How many amps hurt? Amperage, at this level is usually written in milliamps, or one thousandth of an amp. Researchers involved in pain research, often use shock to cause pain. For example, they shock subjects and measure how much pain the individual can handle. Then, they might give pain medications, re-shocking the individual to see if the drugs were effective. The following is a list of pain thresholds taken from a sampling of pain studies.
Painful would mean, “It hurts.” Threshold means, “The subject absolutely cannot take anymore.”
|Sensation||Level in Milliamps (mA)|
|Painful||0.15 – 2.0|
|Threshold (can’t take anymore) Study 1||0.5|
|Threshold (can’t take anymore) Study 2||0.90 – 7.35|
|Animal tail twitch studies||0.2 – 0.8|
Why do we have pain thresholds for animals? Pain medications are tested on animals. So researchers need to know how much pain an animal will tolerate. These are tail twitch studies.
How many amps do shock collars deliver? It’s a tough number to find, but a few retailers and pro-shock education sites do offer numbers..

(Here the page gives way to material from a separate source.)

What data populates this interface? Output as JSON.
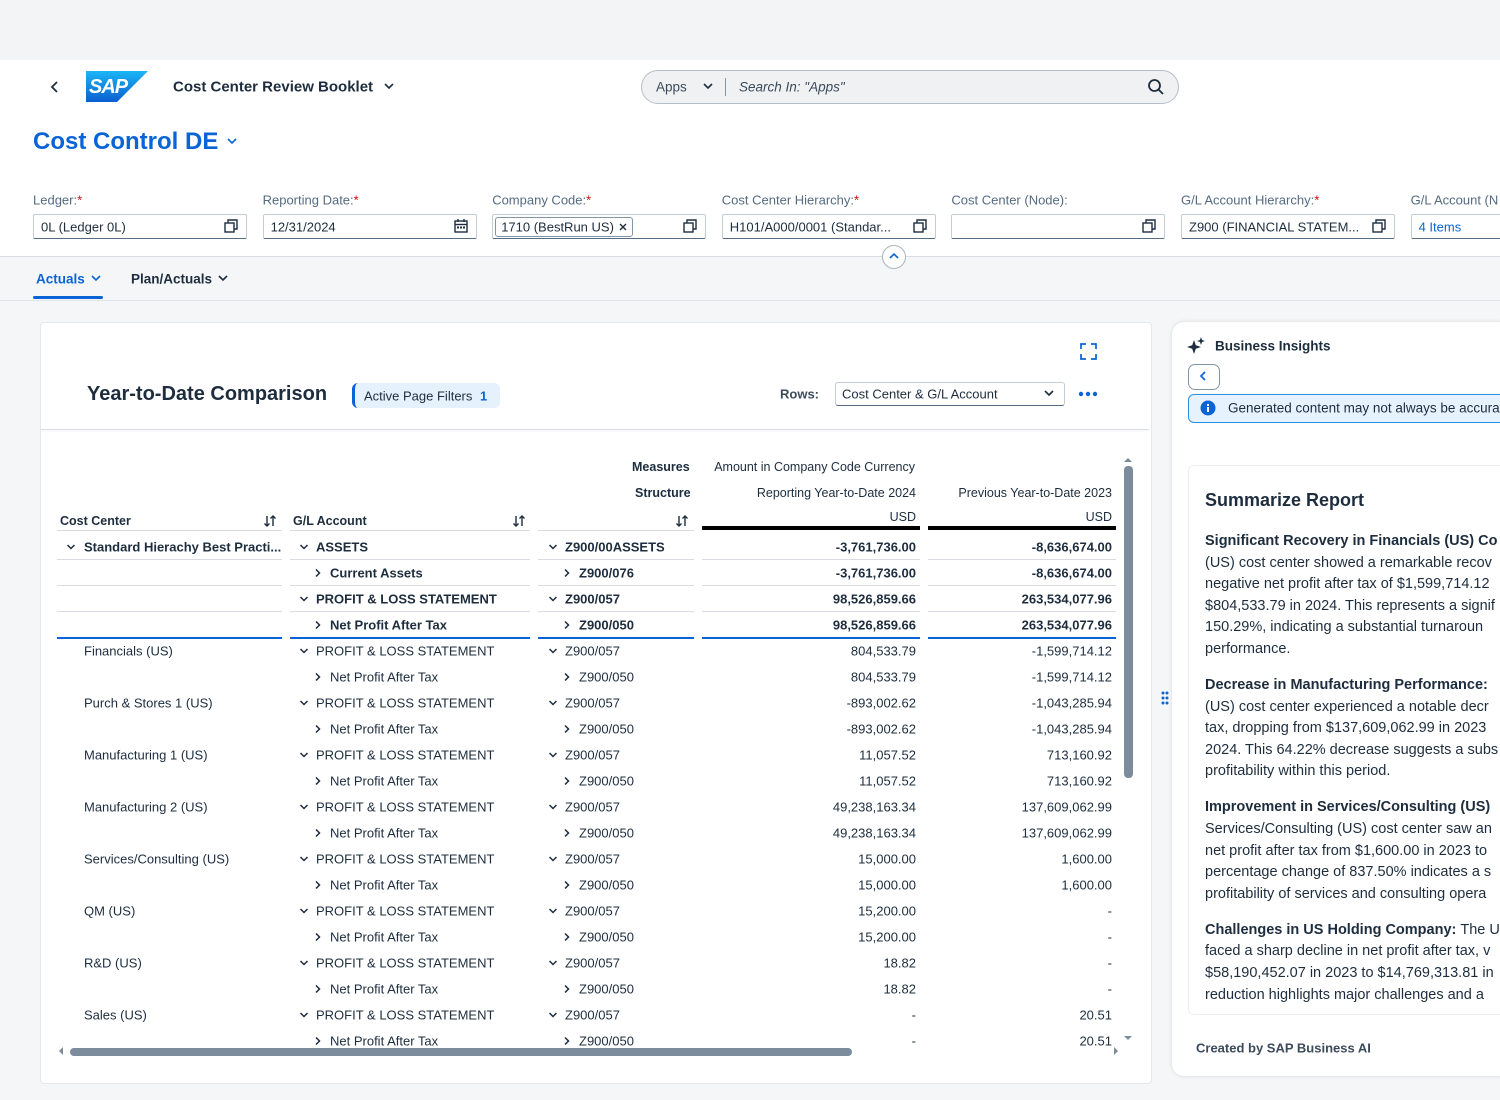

|Source||Level in Miliamps (mA)|
|Shalke Study||800 – 1250|
|Website sales site||20|
|Shock collar education site||7 to 40-80|
Shock collar proponents state that modern electronic training systems are gentler than older versions. Christiansen and Shalke are older studies. I’ll concede that point and remove them. How do shock collars stack up against the pain research numbers in a graph, using milliamps?
Do shock collars hurt? It’s a complex question.
Where amps are concerned, all I can do is work with the numbers that are publicly available. I can chart the numbers from pain studies. “This many amps hurt.” I can look up the number of amps in shock collars and chart them. Then I can look up other devices that are often compared to shock collars.
Let the numbers do the talking. Of course, I’m always open to more data. Heck, I’ll even wear one. But for now, these are the numbers. If 2 milliamps can pain during a study, then how can 7, 20, 40 or 80 feel like a tickle? What do the numbers say to you?
Update: June 11, 2013
Radio systems references the amps on “modern” training collars. It directs people to a study that claims that the collars run from 30 to 80 mA. These numbers are from a report, direct from the manufacturer. (Page 3) Another section of the same report, references 100 mA. As with all the other shock collar data, taken from a pro-shock reference.
Update: July 3, 2013
I welcome additional statistics, and have openly stated I would like to see data from the shock collar trainers and sales reps that have commented. Some said they were contacting the company directly. See below in the comments. Nothing yet and not surprised. Still open to getting the full range of amps on collars under a variety of conditions. Dry, wet, salt water.